Das Problem der steigenden Mieten und Verdrängung ist nicht neu. Regelmäßig wird darüber berichtet. Aber die Aufmerksamkeit fällt gefühlt geringer aus, als bei Sachbeschädigungen. Gewalt gegen Sachen erregt nach wie vor zuverlässig die Gemüter, was sich auch an den Reaktionen zeigt. Die Reaktionen tragen damit dazu bei, dass Gewalt als Mittel funktioniert. Sie dient dazu Aufmerksamkeit herzustellen einerseits und andererseits ist ein Viertel, mit hoher Kriminalitätsbelastuing und Grafitti weniger stark von Mietsteigerungen betroffen. Das ist keine Rechtfertigung für Gewalt sondern eine Darstellung der Problemlage an der jeder Menschen mit seinem eigenen Verhalten mitwirkt.
Politik.
Immer mehr Menschen sind von Mietsteigerungen betroffen und Verdrängungsprozessen in den urbanen Großräumen betroffen. Das Gefälle nimmt zu. Aufgabe von Politik und Gesellschaft ist es Lösungen zu suchen und einen Ausgleich zwischen den Interessen von Vermietern und Mietern herzustellen. Gelingt dies nicht, nimmt der Druck und die Enttäuschung als auch Wut zu in deren Folge Konflikte entstehen.

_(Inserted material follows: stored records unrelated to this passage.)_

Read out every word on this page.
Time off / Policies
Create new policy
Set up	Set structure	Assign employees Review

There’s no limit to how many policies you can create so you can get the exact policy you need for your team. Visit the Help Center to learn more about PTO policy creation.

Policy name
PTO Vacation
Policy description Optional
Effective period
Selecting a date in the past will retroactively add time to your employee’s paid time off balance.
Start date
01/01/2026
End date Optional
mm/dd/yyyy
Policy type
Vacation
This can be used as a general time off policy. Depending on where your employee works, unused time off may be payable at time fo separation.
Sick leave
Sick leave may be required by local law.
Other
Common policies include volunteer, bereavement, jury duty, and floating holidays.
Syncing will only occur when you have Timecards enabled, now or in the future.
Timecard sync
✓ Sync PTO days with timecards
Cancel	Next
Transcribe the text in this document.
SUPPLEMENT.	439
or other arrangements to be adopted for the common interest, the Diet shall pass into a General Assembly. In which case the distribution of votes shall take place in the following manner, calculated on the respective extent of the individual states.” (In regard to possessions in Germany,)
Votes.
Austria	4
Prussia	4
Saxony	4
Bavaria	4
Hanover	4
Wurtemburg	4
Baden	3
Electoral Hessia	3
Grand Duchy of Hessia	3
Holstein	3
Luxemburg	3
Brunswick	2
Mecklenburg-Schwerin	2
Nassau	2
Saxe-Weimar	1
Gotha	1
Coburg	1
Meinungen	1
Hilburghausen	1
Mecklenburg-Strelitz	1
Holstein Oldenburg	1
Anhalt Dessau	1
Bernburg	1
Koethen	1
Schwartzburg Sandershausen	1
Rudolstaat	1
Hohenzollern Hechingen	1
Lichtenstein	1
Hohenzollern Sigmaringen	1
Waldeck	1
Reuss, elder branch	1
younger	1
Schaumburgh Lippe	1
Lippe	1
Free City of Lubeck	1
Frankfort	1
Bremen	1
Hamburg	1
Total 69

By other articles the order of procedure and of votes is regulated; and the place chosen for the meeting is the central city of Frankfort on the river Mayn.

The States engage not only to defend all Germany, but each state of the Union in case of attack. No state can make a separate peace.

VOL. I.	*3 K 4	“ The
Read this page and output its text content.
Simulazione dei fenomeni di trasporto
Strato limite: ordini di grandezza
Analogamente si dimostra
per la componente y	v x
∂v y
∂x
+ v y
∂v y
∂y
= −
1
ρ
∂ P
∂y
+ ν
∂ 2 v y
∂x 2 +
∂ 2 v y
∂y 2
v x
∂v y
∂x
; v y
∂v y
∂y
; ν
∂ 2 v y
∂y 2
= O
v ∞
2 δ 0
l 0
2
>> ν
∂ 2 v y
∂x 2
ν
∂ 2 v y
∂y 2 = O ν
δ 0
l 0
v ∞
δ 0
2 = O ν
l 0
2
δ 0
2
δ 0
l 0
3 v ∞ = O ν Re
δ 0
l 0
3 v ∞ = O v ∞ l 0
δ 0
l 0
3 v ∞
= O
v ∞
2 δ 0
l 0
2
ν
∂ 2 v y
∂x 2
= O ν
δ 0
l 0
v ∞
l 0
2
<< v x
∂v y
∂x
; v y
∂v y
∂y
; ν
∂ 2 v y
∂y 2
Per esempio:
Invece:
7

Diese Prozessentwicklung ist nicht neu. Das Thema bezahlbarer Wohnraum wird für das kommende Jahr zu einem der entscheidenden Themen zumindest für Menschen in den urbanen Großräumen. Damit kommt es maßgelich darauf an, wie es auch den politischen Parteien gelingt hier glaubwürdige Antworten zu vertreten. Und da sehe ich persönlich Nachholebedarf.
Lösungen:
Es gibt nicht die eine, einfache Lösungen sondern eine Vielzahl an unterschiedlichen Instrumenten und Feldern auf denen gehandelt werden muss.
- Stoppt die Zweckentfremdung von Wohnraum. Immer wieder wird Wohnraum zweckentfremdt genutzt um ihn ganzjährig als Ferienwohnung oder AirBnB zu vermieten. Damit wird Wohnraum dem Mietmarkt entzogen, die Situation verschärft sich. Es bedarf eines Wohnraumzweckentfremdungsgesetzes auf Landesebene um den Kommunen Handlungsmöglichkeiten zu geben. .
- Schafft Programme zur Förderung sozialen Wohnungsbaus. Eigentümer begründen die steigenden Mieten mit den Anforderungen an Wohnungsbau. Wenn Mieten billiger sein sollen muss der Staat einen Teil der Kosten übernehmen. Auch hier ist das Land gefordert.
- Entlastet die Städte durch Förderung der Infrastruktur der Umlandgemeinde. Infrastrukturell gut angeschlossene Umlandgemeinden können den Druck auf die Großstädte abfedern. Voraussetzung ist nicht nur eine gute verkehrstechnische Anbindung sondern auch weitere Förderung der Infastruktur. Reine „Schlafstädte“ sind nicht ausreichend attraktiv um eine längere Fahrtzeit in Kauf zu nehmen.
- Schafft schneller Wohnraum. Genehmigungsverfahren beschleunigen. Voraussetzung ist eine effizient arbeitende und personell gut ausgestattete Verwaltung. Hier gibt es Verbesserungsbedarf.
- Kommunal müssen Milieuschutzsatzungen genutzt werden um den Verlust von Wohnraum einerseits und zu drastischen Mietsteigerungen andererseits entgegenzuwirken. Das können Kommunen bereits jetzt schon tun und bestimmte Anforderungen an Sanierungen in Gebieten festlegen.
- Auf Bundesebene muss die Mietpreisbremse endlich wirksam werden.
- Die Spekulation mit Häusern und Immobilien ist immer noch lukrativ. Sie kann abgefangen werden in dem Spekulationen stärker besteuert werden und damit unrentabler werden.
- Schafft ein Immobilienregister. Jeder Mensch sollte die Möglichkeit haben sich zu informieren wer gerade wo baut.